The case of McNabb v. Kentucky Cent. Life Ins. Co., supra is practically a mirror portrayal of the fact situation in the case at bar. In the McNabb case, there was also a forgery requesting a change of beneficiary, filed two days after the insured's death, but dated six days prior to the death, changing the beneficiary from the insured's mother to the insured's father. The court found that the defendant insurance company had no knowledge of the forgery when it paid the proceeds of the policy to the changed beneficiary's assignee and there was no finding of lack of good faith.
In this case, the court is satisfied that Jurinske committed a forgery.
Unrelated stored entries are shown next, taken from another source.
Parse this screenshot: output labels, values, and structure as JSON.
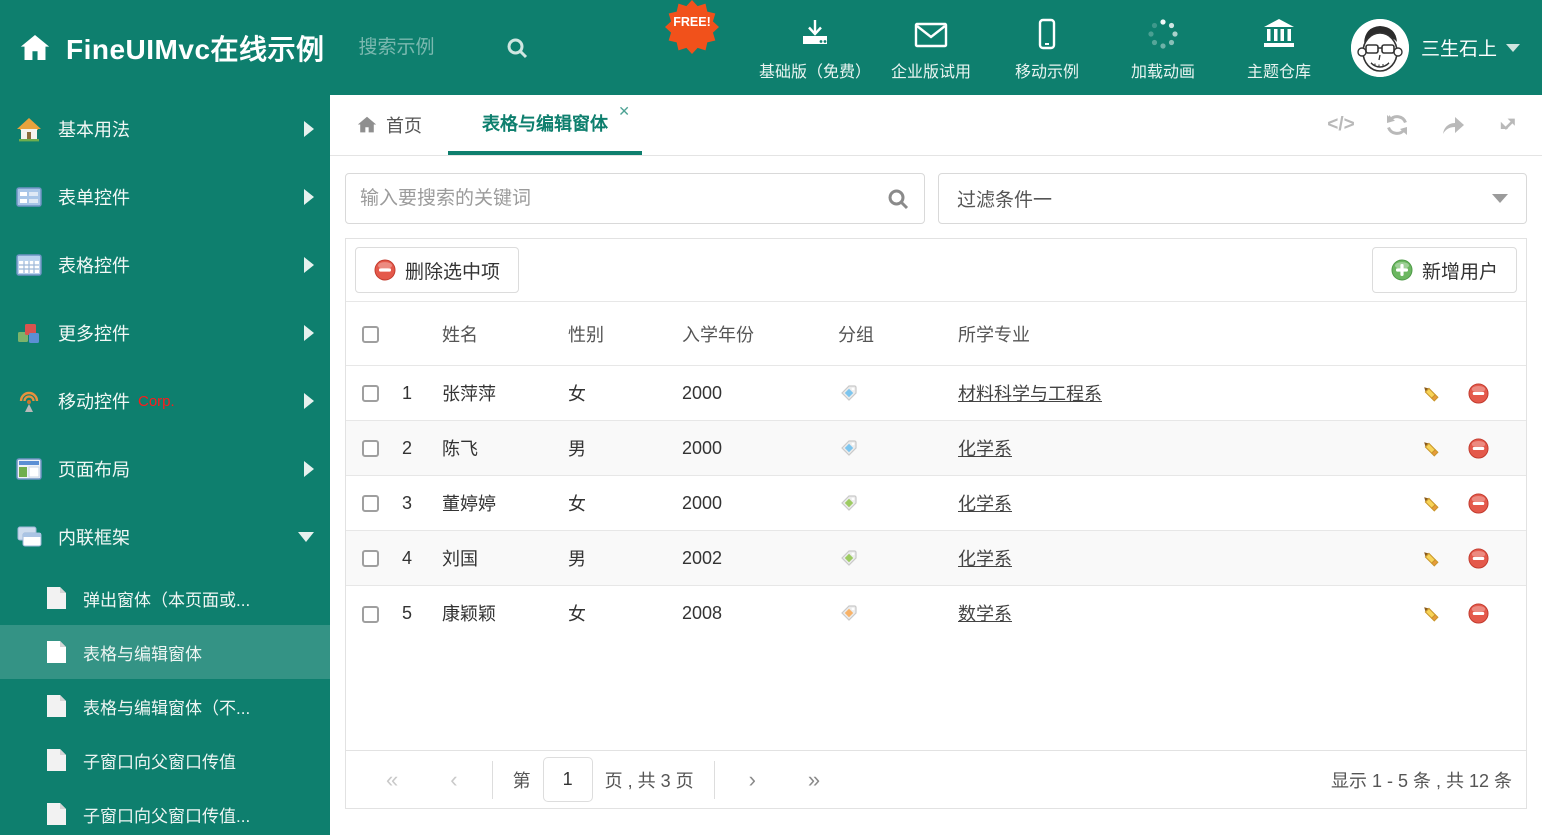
{
  "app": {
    "title": "FineUIMvc在线示例",
    "header_search_placeholder": "搜索示例",
    "free_badge": "FREE!",
    "user_name": "三生石上"
  },
  "header_nav": {
    "basic": "基础版（免费）",
    "enterprise": "企业版试用",
    "mobile": "移动示例",
    "loading": "加载动画",
    "theme": "主题仓库"
  },
  "sidebar": {
    "items": [
      {
        "label": "基本用法"
      },
      {
        "label": "表单控件"
      },
      {
        "label": "表格控件"
      },
      {
        "label": "更多控件"
      },
      {
        "label": "移动控件",
        "badge": "Corp."
      },
      {
        "label": "页面布局"
      },
      {
        "label": "内联框架"
      }
    ],
    "subitems": [
      {
        "label": "弹出窗体（本页面或..."
      },
      {
        "label": "表格与编辑窗体"
      },
      {
        "label": "表格与编辑窗体（不..."
      },
      {
        "label": "子窗口向父窗口传值"
      },
      {
        "label": "子窗口向父窗口传值..."
      }
    ]
  },
  "tabs": {
    "home": "首页",
    "active": "表格与编辑窗体",
    "close": "✕"
  },
  "filters": {
    "search_placeholder": "输入要搜索的关键词",
    "filter_value": "过滤条件一"
  },
  "toolbar": {
    "delete_label": "删除选中项",
    "add_label": "新增用户"
  },
  "table": {
    "columns": {
      "name": "姓名",
      "gender": "性别",
      "year": "入学年份",
      "group": "分组",
      "major": "所学专业"
    },
    "rows": [
      {
        "num": "1",
        "name": "张萍萍",
        "gender": "女",
        "year": "2000",
        "tag": "#7DC5EE",
        "major": "材料科学与工程系"
      },
      {
        "num": "2",
        "name": "陈飞",
        "gender": "男",
        "year": "2000",
        "tag": "#7DC5EE",
        "major": "化学系"
      },
      {
        "num": "3",
        "name": "董婷婷",
        "gender": "女",
        "year": "2000",
        "tag": "#9DCB62",
        "major": "化学系"
      },
      {
        "num": "4",
        "name": "刘国",
        "gender": "男",
        "year": "2002",
        "tag": "#9DCB62",
        "major": "化学系"
      },
      {
        "num": "5",
        "name": "康颖颖",
        "gender": "女",
        "year": "2008",
        "tag": "#F8B267",
        "major": "数学系"
      }
    ]
  },
  "pagination": {
    "first": "«",
    "prev": "‹",
    "next": "›",
    "last": "»",
    "prefix": "第",
    "page": "1",
    "suffix": "页 , 共 3 页",
    "summary": "显示 1 - 5 条 , 共 12 条"
  },
  "colors": {
    "accent_teal": "#0E7F6E",
    "free_badge_orange": "#F1511B",
    "delete_red": "#E4594B",
    "add_green": "#6CB761",
    "pencil_yellow": "#F7D358"
  }
}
In and of itself, however, this factor does not show bad faith unless it is shown that the defendant should have been placed on notice before it paid the proceeds to Jurinske, that something was amiss.
In an effort to show compelling suspicious circumstances, the plaintiff has pointed to certain facts;
1. The change of beneficiary form was dated January 8, 1988, one week before White's death, but not received by the defendant until January 21, a week after her death.
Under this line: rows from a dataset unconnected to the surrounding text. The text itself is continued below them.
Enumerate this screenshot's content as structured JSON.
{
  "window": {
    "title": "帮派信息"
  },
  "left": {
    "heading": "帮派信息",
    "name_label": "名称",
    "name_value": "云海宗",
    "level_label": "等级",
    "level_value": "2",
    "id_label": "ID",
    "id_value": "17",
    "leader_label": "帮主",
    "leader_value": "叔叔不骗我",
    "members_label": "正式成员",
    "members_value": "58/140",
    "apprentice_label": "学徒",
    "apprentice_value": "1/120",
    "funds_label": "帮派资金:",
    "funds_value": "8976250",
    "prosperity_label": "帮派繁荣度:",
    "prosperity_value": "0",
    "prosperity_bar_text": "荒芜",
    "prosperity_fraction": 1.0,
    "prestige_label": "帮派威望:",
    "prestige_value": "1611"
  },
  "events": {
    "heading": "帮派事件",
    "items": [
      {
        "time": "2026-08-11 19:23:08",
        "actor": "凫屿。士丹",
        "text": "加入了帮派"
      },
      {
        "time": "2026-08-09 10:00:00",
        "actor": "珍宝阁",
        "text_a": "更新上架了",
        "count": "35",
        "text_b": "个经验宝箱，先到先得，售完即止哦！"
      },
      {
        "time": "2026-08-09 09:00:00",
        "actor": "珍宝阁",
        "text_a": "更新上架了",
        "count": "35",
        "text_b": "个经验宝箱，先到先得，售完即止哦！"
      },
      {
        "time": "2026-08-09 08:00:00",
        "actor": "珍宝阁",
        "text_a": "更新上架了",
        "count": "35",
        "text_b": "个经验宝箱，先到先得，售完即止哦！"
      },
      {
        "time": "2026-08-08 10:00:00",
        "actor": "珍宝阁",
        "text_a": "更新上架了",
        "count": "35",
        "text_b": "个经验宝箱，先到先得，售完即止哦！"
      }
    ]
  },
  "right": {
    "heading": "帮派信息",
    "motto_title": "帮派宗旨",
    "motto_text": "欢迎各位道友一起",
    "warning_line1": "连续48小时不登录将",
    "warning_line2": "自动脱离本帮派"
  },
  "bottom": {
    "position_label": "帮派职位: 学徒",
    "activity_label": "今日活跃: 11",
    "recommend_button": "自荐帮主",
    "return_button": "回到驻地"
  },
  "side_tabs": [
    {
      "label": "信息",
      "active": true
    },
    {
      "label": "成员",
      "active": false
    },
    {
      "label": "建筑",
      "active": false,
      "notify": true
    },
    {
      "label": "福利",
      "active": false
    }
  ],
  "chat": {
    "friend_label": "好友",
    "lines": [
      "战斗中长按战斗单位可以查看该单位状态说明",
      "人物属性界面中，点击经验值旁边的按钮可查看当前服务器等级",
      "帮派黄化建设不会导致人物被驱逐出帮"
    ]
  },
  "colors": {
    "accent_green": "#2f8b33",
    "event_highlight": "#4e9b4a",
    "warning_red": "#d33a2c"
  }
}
2. Jurinske contacted the defendant on February 2, 1988 to inquire whether the change of beneficiary had been effected but neglected to mention that Norma White had died January 15, 1988.
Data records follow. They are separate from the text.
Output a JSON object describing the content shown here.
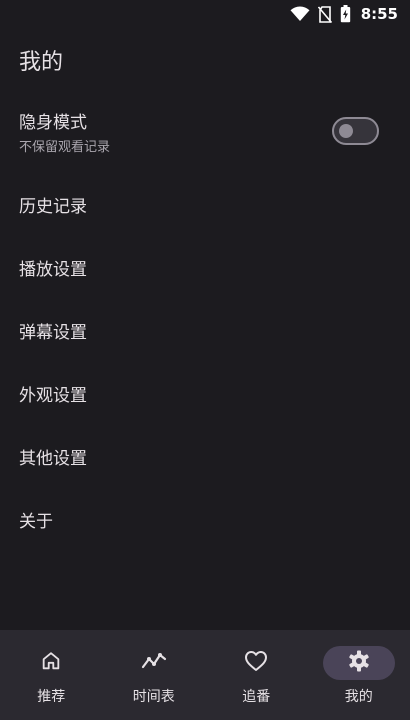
{
  "status_bar": {
    "time": "8:55",
    "icons": [
      "wifi-icon",
      "no-sim-icon",
      "battery-charging-icon"
    ]
  },
  "header": {
    "title": "我的"
  },
  "settings": {
    "incognito": {
      "title": "隐身模式",
      "subtitle": "不保留观看记录",
      "enabled": false
    },
    "items": [
      {
        "label": "历史记录"
      },
      {
        "label": "播放设置"
      },
      {
        "label": "弹幕设置"
      },
      {
        "label": "外观设置"
      },
      {
        "label": "其他设置"
      },
      {
        "label": "关于"
      }
    ]
  },
  "bottom_nav": {
    "active": "我的",
    "items": [
      {
        "label": "推荐",
        "icon": "home-icon"
      },
      {
        "label": "时间表",
        "icon": "trend-icon"
      },
      {
        "label": "追番",
        "icon": "heart-icon"
      },
      {
        "label": "我的",
        "icon": "gear-icon"
      }
    ]
  },
  "colors": {
    "background": "#1c1b1f",
    "nav_background": "#2b2930",
    "active_indicator": "#4a4458",
    "text_primary": "#e6e1e5",
    "text_secondary": "#a9a5ad"
  }
}
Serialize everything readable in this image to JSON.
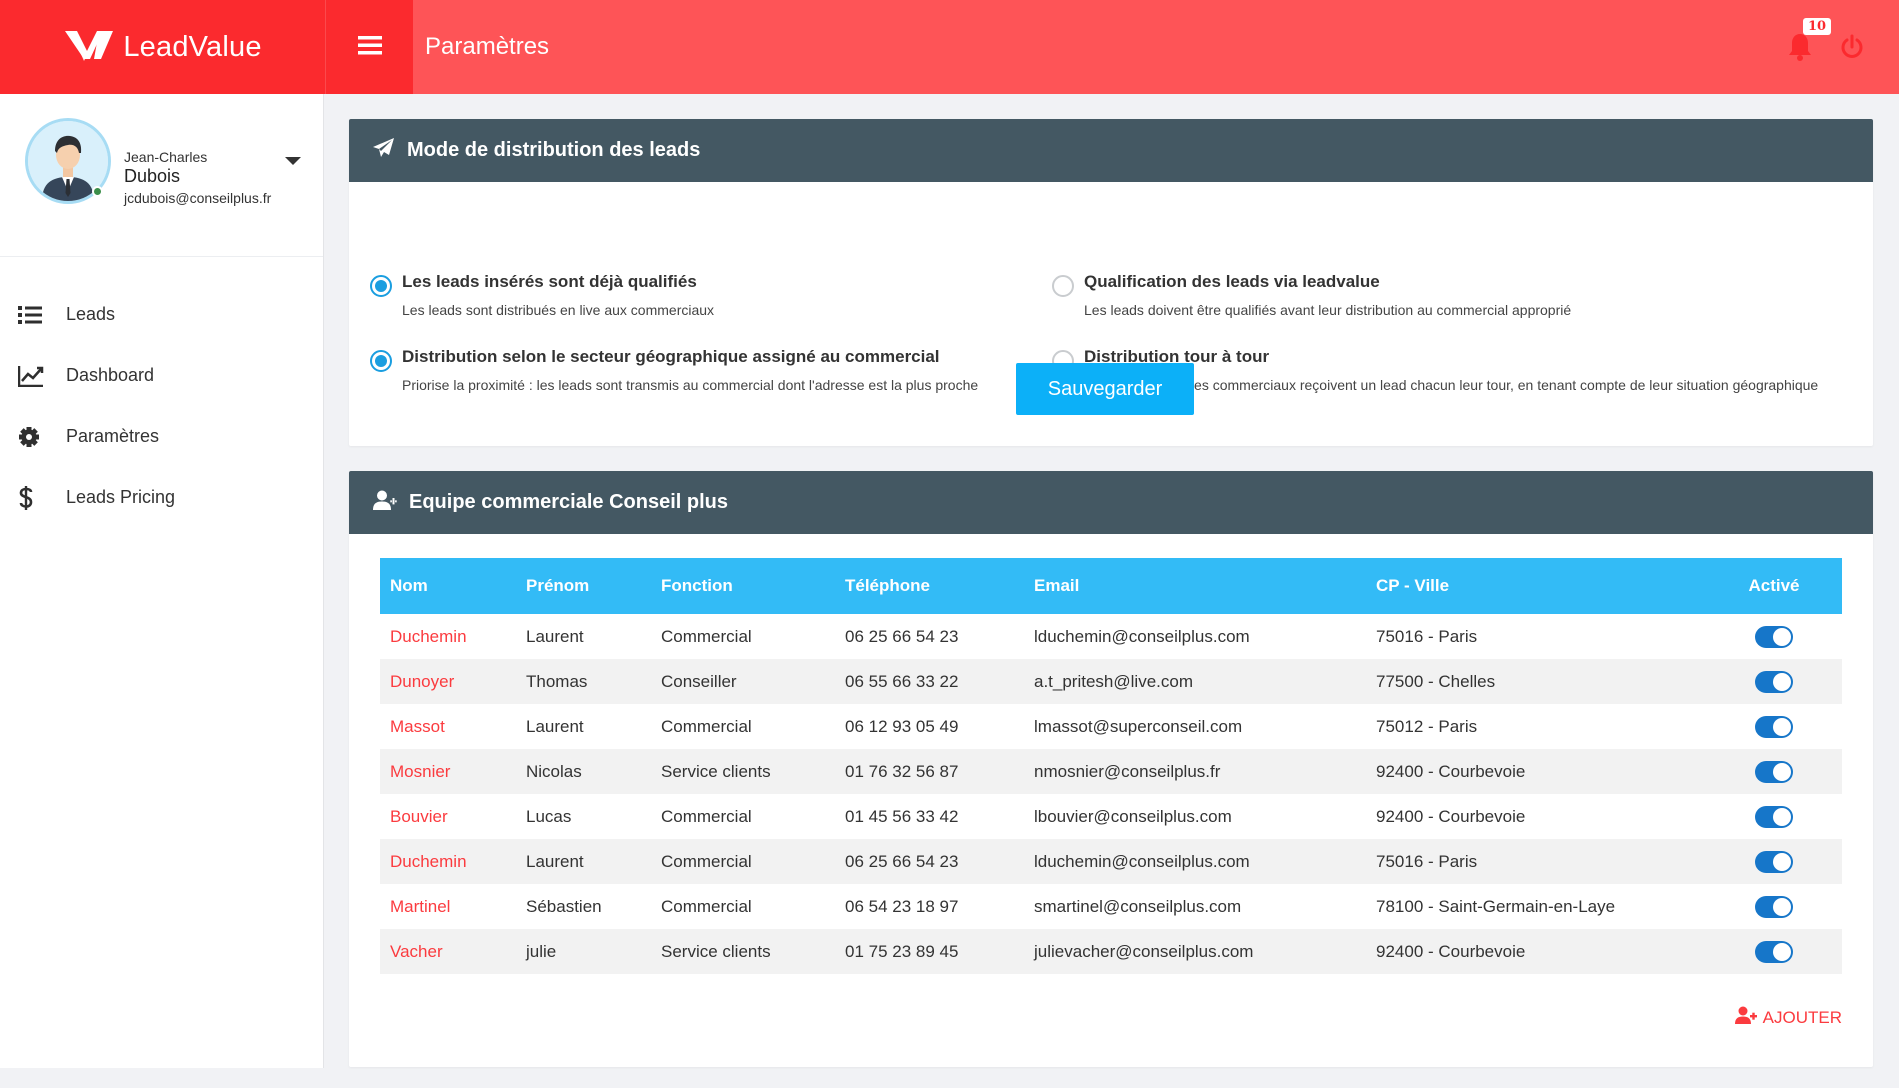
{
  "app": {
    "brand": "LeadValue",
    "page_title": "Paramètres",
    "notifications_count": "10",
    "colors": {
      "primary": "#fb2a2e",
      "header_bg": "#fe5457",
      "panel_head": "#445863",
      "accent": "#0cb0f8",
      "table_head": "#33bbf6",
      "toggle": "#1676c9"
    }
  },
  "user": {
    "first_name": "Jean-Charles",
    "last_name": "Dubois",
    "email": "jcdubois@conseilplus.fr"
  },
  "nav": [
    {
      "label": "Leads",
      "icon": "list-icon"
    },
    {
      "label": "Dashboard",
      "icon": "chart-line-icon"
    },
    {
      "label": "Paramètres",
      "icon": "gear-icon"
    },
    {
      "label": "Leads Pricing",
      "icon": "dollar-icon"
    }
  ],
  "distribution": {
    "title": "Mode de distribution des leads",
    "options": [
      {
        "title": "Les leads insérés sont déjà qualifiés",
        "desc": "Les leads sont distribués en live aux commerciaux",
        "checked": true
      },
      {
        "title": "Qualification des leads via leadvalue",
        "desc": "Les leads doivent être qualifiés avant leur distribution au commercial approprié",
        "checked": false
      },
      {
        "title": "Distribution selon le secteur géographique assigné au commercial",
        "desc": "Priorise la proximité : les leads sont transmis au commercial dont l'adresse est la plus proche",
        "checked": true
      },
      {
        "title": "Distribution tour à tour",
        "desc": "Priorise l'équité : les commerciaux reçoivent un lead chacun leur tour, en tenant compte de leur situation  géographique",
        "checked": false
      }
    ],
    "save_label": "Sauvegarder"
  },
  "team": {
    "title": "Equipe commerciale Conseil plus",
    "columns": [
      "Nom",
      "Prénom",
      "Fonction",
      "Téléphone",
      "Email",
      "CP - Ville",
      "Activé"
    ],
    "rows": [
      {
        "nom": "Duchemin",
        "prenom": "Laurent",
        "fonction": "Commercial",
        "tel": "06 25 66 54 23",
        "email": "lduchemin@conseilplus.com",
        "ville": "75016 - Paris",
        "active": true
      },
      {
        "nom": "Dunoyer",
        "prenom": "Thomas",
        "fonction": "Conseiller",
        "tel": "06 55 66 33 22",
        "email": "a.t_pritesh@live.com",
        "ville": "77500 - Chelles",
        "active": true
      },
      {
        "nom": "Massot",
        "prenom": "Laurent",
        "fonction": "Commercial",
        "tel": "06 12 93 05 49",
        "email": "lmassot@superconseil.com",
        "ville": "75012 - Paris",
        "active": true
      },
      {
        "nom": "Mosnier",
        "prenom": "Nicolas",
        "fonction": "Service clients",
        "tel": "01 76 32 56 87",
        "email": "nmosnier@conseilplus.fr",
        "ville": "92400 - Courbevoie",
        "active": true
      },
      {
        "nom": "Bouvier",
        "prenom": "Lucas",
        "fonction": "Commercial",
        "tel": "01 45 56 33 42",
        "email": "lbouvier@conseilplus.com",
        "ville": "92400 - Courbevoie",
        "active": true
      },
      {
        "nom": "Duchemin",
        "prenom": "Laurent",
        "fonction": "Commercial",
        "tel": "06 25 66 54 23",
        "email": "lduchemin@conseilplus.com",
        "ville": "75016 - Paris",
        "active": true
      },
      {
        "nom": "Martinel",
        "prenom": "Sébastien",
        "fonction": "Commercial",
        "tel": "06 54 23 18 97",
        "email": "smartinel@conseilplus.com",
        "ville": "78100 - Saint-Germain-en-Laye",
        "active": true
      },
      {
        "nom": "Vacher",
        "prenom": "julie",
        "fonction": "Service clients",
        "tel": "01 75 23 89 45",
        "email": "julievacher@conseilplus.com",
        "ville": "92400 - Courbevoie",
        "active": true
      }
    ],
    "add_label": "AJOUTER"
  }
}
3. It wasn't until February 27, 1988, that Jurinske informed the defendant that Norma White died.
4. When the company requested the original policy, Jurinske told it that the original had been lost and signed a document confirming such loss, failing, however, to have it witnessed as required by company rules.
5. Although the change form named Jurinske as a Trustee and the company requested a copy of the Trust Agreement, Jurinske stated no written agreement existed.
6. Jurinske made numerous calls to the defendant requesting that the claim payment be expedited and that such payment be forwarded by federal express.
The defendant offered testimony through a Joan Gregory, an employee of the defendant, who processed Jurinske's claim. Joan Gregory testified that company policy required that the signature on the form change be compared with White's signature on the original application and such was done. Parenthetically, the court compared the two signatures and must confess that the forgery was an excellent one. No handwriting expert was offered. Joan Gregory further testified that there was nothing unusual for beneficiaries to request lost policy forms when filing death claims. She further testified that she was aware that Jurinske was Norma White's grandson and this lent credibility to the requested form change. It was also testified to by Joan Gregory that the fact that Jurinske called a number of times as to the status of the claim and requested that the proceeds be forwarded by federal express was not unusual for beneficiaries who were awaiting receipt of policy proceeds. Finally, Gregory testified that to ensure proper payment she checked with published guidelines in a treatise widely used in the insurance industry when making payments on claims, and the relevant guidelines did not proscribe payment under the circumstances of this case.
The plaintiff loses sight of the fact that the defendant forwarded a notice of the change of beneficiary to Norma White's home on January 25, 1988, ten days after her death, even before the company became aware of her death. The plaintiff labels such notice as perfunctory, but the evidence disclosed that arrangements had been made for mail delivered to the plaintiff's home to be picked up.
The issue in this case is whether the defendant made payment of the policy proceeds in good faith. The burden was on the plaintiff to prove by a fair preponderance of the evidence that such was not the case. Based on all the testimony the court is unable to find that such burden has been sustained.
The issues are found in favor of the defendant and judgment may enter accordingly.